A problem that escapes the attention of the media as well as most people, is the prevalence of pro se lawsuits that accuse numerous people and entities with wrongdoing on vague or non-existent legal theories. Many but not all are filed by prisoners. Most lack the sophistication necessary to formulate a coherent legal strategy.
Unfortunately, I see these cases on a regular basis because fire departments are one of the entities that are commonly sued. Recall back in 2015 I posted about one that named 88 defendants including the Brockton Fire Department, the New England Patriots, and Tom Brady, along with the band Oasis, Def Jam Recordings, “the neighbors across the hall” and “a guy in the apartment to the left diagonal space from my old apartment”. Most pro se cases of this nature do not warrant much attention. There have been a couple of dozen this year alone naming fire departments.
The Omaha Fire Department has found itself facing a pro se lawsuit filed by a prisoner who was accused of setting a dentist’s office on fire in 2016. Alphonso Vernell Fraizer, II filed suit last week in US District Court claiming he is the victim of a wide-ranging conspiracy to frame him for setting the fire. According to the complaint, the accusation originated with his ex-wife and the dentist for whom she works. The suit claims the Omaha Fire Department, Omaha Police Department, three prosecutors, two judges, and his ex-wife’s divorce attorney were also part of the conspiracy. Frazier claims the dentist and his ex-wife have been having an affair, and he was framed for the fire because he confronted the dentist.

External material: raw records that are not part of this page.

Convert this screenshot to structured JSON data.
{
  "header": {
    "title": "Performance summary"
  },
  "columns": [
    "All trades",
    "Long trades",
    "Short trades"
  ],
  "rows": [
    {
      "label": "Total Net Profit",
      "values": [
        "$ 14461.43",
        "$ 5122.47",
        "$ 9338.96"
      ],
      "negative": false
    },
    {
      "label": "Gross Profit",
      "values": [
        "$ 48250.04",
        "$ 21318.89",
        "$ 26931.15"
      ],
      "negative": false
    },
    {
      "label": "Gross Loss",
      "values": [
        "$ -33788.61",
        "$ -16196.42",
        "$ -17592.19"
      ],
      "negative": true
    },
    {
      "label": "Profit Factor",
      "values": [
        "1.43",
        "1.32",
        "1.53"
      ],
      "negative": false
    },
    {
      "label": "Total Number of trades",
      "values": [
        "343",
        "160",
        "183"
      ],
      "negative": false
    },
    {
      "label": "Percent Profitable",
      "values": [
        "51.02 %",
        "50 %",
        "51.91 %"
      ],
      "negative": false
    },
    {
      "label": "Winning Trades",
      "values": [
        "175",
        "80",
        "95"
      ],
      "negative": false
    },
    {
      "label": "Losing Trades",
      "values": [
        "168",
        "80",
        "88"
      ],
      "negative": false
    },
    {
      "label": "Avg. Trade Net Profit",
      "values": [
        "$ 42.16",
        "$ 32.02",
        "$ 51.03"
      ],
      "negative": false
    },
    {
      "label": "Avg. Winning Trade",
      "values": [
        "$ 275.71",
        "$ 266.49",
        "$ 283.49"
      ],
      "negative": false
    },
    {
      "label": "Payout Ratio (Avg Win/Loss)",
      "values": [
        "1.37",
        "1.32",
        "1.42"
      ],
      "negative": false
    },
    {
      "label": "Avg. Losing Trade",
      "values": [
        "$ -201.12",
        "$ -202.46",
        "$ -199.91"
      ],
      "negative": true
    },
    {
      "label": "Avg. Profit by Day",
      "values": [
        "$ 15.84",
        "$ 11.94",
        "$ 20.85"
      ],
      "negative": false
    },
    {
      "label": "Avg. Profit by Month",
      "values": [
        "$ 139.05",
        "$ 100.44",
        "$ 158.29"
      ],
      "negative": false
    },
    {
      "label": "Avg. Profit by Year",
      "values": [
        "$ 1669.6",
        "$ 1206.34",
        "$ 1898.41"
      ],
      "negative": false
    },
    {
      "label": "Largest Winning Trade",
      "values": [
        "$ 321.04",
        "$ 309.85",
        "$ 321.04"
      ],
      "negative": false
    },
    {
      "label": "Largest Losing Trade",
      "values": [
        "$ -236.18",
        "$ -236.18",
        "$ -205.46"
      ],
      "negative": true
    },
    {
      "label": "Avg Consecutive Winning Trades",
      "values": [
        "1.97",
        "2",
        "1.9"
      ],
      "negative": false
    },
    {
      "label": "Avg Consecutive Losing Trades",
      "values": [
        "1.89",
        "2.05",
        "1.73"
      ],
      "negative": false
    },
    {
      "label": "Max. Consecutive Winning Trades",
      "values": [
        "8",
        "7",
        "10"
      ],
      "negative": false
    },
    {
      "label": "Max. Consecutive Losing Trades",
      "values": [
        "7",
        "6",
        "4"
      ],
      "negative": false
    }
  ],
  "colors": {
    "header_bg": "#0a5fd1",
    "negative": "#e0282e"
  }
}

The complaint alleges false arrest, race discrimination, violations of the 1st, 4th, 5th, 6th, 13th and 14th Amendments, “Human Trafficking and Slavery”, bullying, defamation, hate crimes, intentional infliction of severe emotional distress and HIPAA violations. One of the biggest challenges with pro se complaints is trying to understand whether the complaint is simply poorly drafted because of the lack of sophistication of the drafter, or whether the claims are indeed frivolous. I’ll let the reader be the judge of that.
Here is a copy of the complaint: Frazier v City of Omaha
Frazier is seeking $500,000,000 (that would be $5 hundred million) in damages.